Hereditary angioedema (HAE) is a rare inherited disorder of complement factor C1 inhibitor. There are ∼6000 HAE cases in the United States, nearly one-half of whom suffer a monthly exacerbation. Little is known about hospital use patterns by patients with HAE attacks in the United
States. This study was designed to examine burden, epidemiology, and outcomes of hospitalizations among HAE patients. We evaluated epidemiology, resource use, and discharge destinations of HAE (ICD-9-CM code 277.6) hospitalizations within the NIS, part of Agency's for Healthcare Research and
Quality Healthcare Costs and Utilization Project in 2004 through 2007. There were 10,125 hospitalizations with HAE, of which 3216 (31.8%) had HAE as the principal diagnosis (HAE-PD). Two-thirds of all HAE hospitalizations were among women, and 60% were white. Hypertension was the most common
comorbidity (26.9%, all HAE, and 28.0%, HAE-PD). Mortality was 1.4% in HAE and 0.3% in the HAE-PD group. Mean hospital length of stay (3.7, 95% CI 3.0‐4.4 days vs. 5.0, 95% CI 4.6‐5.4 days) and costs ($4,760, 95% CI $3,612‐$5,907 vs. $8,383,
95% CI $7,432-$9,334) were lower in HAE-PD than in the HAE cohort.
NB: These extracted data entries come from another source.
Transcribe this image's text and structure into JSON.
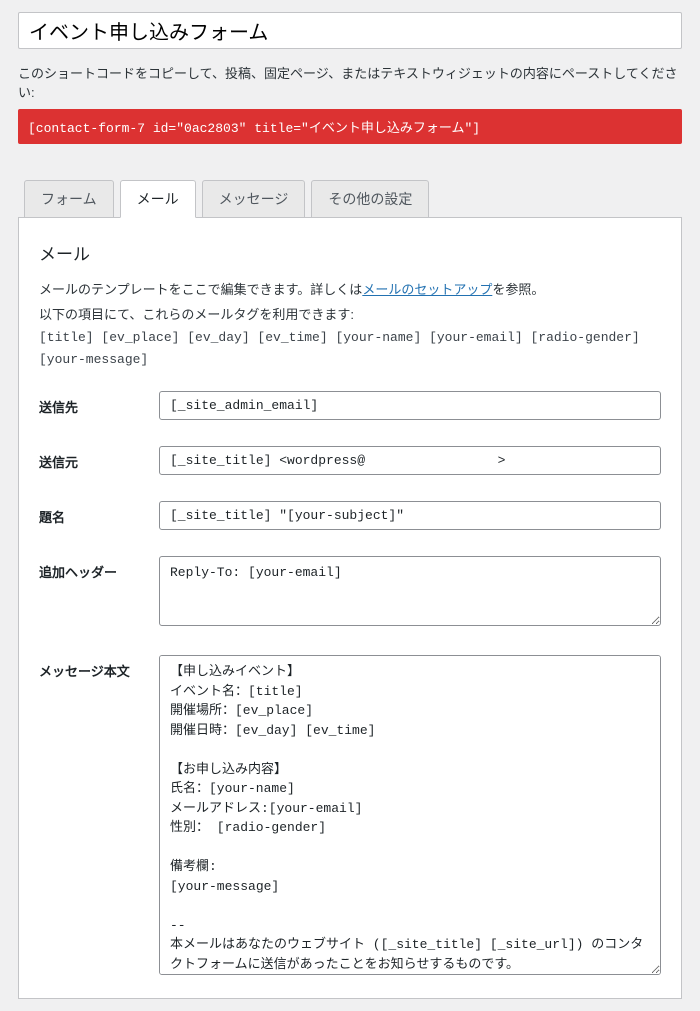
{
  "title": "イベント申し込みフォーム",
  "shortcode_desc": "このショートコードをコピーして、投稿、固定ページ、またはテキストウィジェットの内容にペーストしてください:",
  "shortcode": "[contact-form-7 id=\"0ac2803\" title=\"イベント申し込みフォーム\"]",
  "tabs": {
    "form": "フォーム",
    "mail": "メール",
    "messages": "メッセージ",
    "additional": "その他の設定"
  },
  "mail_panel": {
    "heading": "メール",
    "desc_pre": "メールのテンプレートをここで編集できます。詳しくは",
    "desc_link": "メールのセットアップ",
    "desc_post": "を参照。",
    "tags_label": "以下の項目にて、これらのメールタグを利用できます:",
    "tags": "[title] [ev_place] [ev_day] [ev_time] [your-name] [your-email] [radio-gender] [your-message]",
    "fields": {
      "to_label": "送信先",
      "to_value": "[_site_admin_email]",
      "from_label": "送信元",
      "from_value": "[_site_title] <wordpress@                 >",
      "subject_label": "題名",
      "subject_value": "[_site_title] \"[your-subject]\"",
      "headers_label": "追加ヘッダー",
      "headers_value": "Reply-To: [your-email]",
      "body_label": "メッセージ本文",
      "body_value": "【申し込みイベント】\nイベント名：[title]\n開催場所：[ev_place]\n開催日時：[ev_day] [ev_time]\n\n【お申し込み内容】\n氏名：[your-name]\nメールアドレス:[your-email]\n性別： [radio-gender]\n\n備考欄:\n[your-message]\n\n-- \n本メールはあなたのウェブサイト ([_site_title] [_site_url]) のコンタクトフォームに送信があったことをお知らせするものです。"
    }
  }
}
Although >80% in each group were discharged home routinely, 15.9% of HAE and 4.9% of HAE-PD required either home health care or a transfer to another short-term hospital or a skilled nursing facility. HAE hospitalization
volume is substantial. Because diagnostic uncertainty is likely, HAE and its related resource use may be underestimated. HAE prevention strategies need to be examined in the context of these outcomes.